In the vast majority of cases, polygamy takes the form of one husband and multiple wives – more precisely referred to as polygyny, originating from the Greek words “poly” (“many”) and “gynē” (“woman or wife”). The opposite arrangement of one wife and multiple husbands is referred to as polyandry (from “anēr” meaning “man” or “husband”) and is exceedingly rare worldwide.

Critics of polygyny present two main arguments. First, they contend it squeezes low-status men out of the marriage market, fostering social unrest, crime and violence against women by frustrated unwed men. Second, it harms women and children by dividing limited resources among more dependents.

This logic has led leading political scientist Rose McDermott to describe polygyny as evil. Other researchers, such as anthropologist Joseph Henrich, even go as far as to credit Christianity’s derision of polygyny as a driving force of Western prosperity.

However, a trio of new studies, all relying on the highest standards of data analysis, contend that these arguments are misguided.

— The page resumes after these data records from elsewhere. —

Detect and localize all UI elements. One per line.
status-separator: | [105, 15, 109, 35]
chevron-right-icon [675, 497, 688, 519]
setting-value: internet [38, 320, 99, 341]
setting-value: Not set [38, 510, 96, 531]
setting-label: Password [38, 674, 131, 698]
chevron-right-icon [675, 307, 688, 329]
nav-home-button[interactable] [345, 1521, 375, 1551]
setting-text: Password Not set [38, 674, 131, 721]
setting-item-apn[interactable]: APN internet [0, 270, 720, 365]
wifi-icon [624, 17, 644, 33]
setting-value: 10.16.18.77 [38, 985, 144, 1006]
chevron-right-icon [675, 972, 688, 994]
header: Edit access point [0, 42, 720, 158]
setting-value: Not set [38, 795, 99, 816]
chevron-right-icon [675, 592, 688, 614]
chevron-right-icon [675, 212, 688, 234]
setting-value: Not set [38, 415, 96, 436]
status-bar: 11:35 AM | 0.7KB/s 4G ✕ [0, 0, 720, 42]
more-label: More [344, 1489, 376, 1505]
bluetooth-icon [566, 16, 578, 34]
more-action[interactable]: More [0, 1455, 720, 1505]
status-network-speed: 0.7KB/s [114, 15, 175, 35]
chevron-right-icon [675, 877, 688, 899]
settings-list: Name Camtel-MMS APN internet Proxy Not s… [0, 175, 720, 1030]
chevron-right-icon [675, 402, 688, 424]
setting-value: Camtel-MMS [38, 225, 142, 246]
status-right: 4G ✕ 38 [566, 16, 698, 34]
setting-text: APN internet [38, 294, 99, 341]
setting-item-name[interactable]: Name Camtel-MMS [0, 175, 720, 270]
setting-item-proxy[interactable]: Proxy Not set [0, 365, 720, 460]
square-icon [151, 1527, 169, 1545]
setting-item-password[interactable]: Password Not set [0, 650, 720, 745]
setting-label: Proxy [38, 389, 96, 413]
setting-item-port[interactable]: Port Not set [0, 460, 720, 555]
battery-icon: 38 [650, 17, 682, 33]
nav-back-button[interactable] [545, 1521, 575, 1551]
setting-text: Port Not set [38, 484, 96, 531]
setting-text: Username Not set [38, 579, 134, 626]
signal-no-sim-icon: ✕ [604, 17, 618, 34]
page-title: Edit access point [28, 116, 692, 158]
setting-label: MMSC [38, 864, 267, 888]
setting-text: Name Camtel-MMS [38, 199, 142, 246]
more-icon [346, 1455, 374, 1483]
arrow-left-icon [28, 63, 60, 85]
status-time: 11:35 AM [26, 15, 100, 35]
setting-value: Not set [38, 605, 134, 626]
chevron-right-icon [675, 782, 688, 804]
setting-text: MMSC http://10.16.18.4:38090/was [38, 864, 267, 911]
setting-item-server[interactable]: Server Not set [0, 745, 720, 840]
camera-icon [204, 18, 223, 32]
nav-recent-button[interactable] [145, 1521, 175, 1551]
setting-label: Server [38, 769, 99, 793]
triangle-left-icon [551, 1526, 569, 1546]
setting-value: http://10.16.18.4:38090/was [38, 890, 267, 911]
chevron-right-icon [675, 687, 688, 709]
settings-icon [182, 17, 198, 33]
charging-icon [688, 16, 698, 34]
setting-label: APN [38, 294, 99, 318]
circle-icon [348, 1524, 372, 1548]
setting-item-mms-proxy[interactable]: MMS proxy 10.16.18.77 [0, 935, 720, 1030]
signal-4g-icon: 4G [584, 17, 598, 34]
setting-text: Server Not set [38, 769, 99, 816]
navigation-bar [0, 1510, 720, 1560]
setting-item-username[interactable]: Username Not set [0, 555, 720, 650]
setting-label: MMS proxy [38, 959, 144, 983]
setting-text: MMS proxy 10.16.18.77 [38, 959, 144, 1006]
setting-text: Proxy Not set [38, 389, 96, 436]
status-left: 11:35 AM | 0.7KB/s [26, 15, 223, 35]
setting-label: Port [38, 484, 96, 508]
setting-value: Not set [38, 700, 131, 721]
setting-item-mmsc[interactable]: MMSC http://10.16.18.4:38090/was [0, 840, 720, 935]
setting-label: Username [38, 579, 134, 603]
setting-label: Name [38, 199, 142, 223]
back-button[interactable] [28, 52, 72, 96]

I have spent my career working at the intersection of anthropology and global health, researching how and why family structure varies – and what this diversity means for human well-being. Much of this work has been carried out with colleagues in Tanzania where, like Uganda, polygyny is relatively common. This new wave of work underscores the value of our research, effectively demonstrating that good intentions and intuition are no substitute for cultural sensitivity and evidence.

Map of countries showing that countries in West and Central Africa have higher proportions of people living in polygamous households than other regions.

Only about 2% of the global population lives in polygamous households, and in most places the proportion is less than 0.5%.
Pew Research Center

Does polygyny lock men out of marriage?

A new study published in October 2025 in the Proceedings of the National Academy of Sciences presents the first comprehensive, large-scale analysis of polygyny and men’s marriage prospects. The project is a collaboration between demographer Hampton Gaddy and evolutionary anthropologists Rebecca Sear and Laura Fortunato.

The researchers drew on demographic modeling and an extraordinary trove of census data – over 84 million records from 30 countries in Africa, Asia and Oceania, plus the entire U.S. census from 1880, when polygyny was practiced in some American communities. They demonstrate that polygyny does not lock large numbers of men out of marriage. In fact, in many contexts, men are actually more likely to marry where polygyny is common than where it is rare.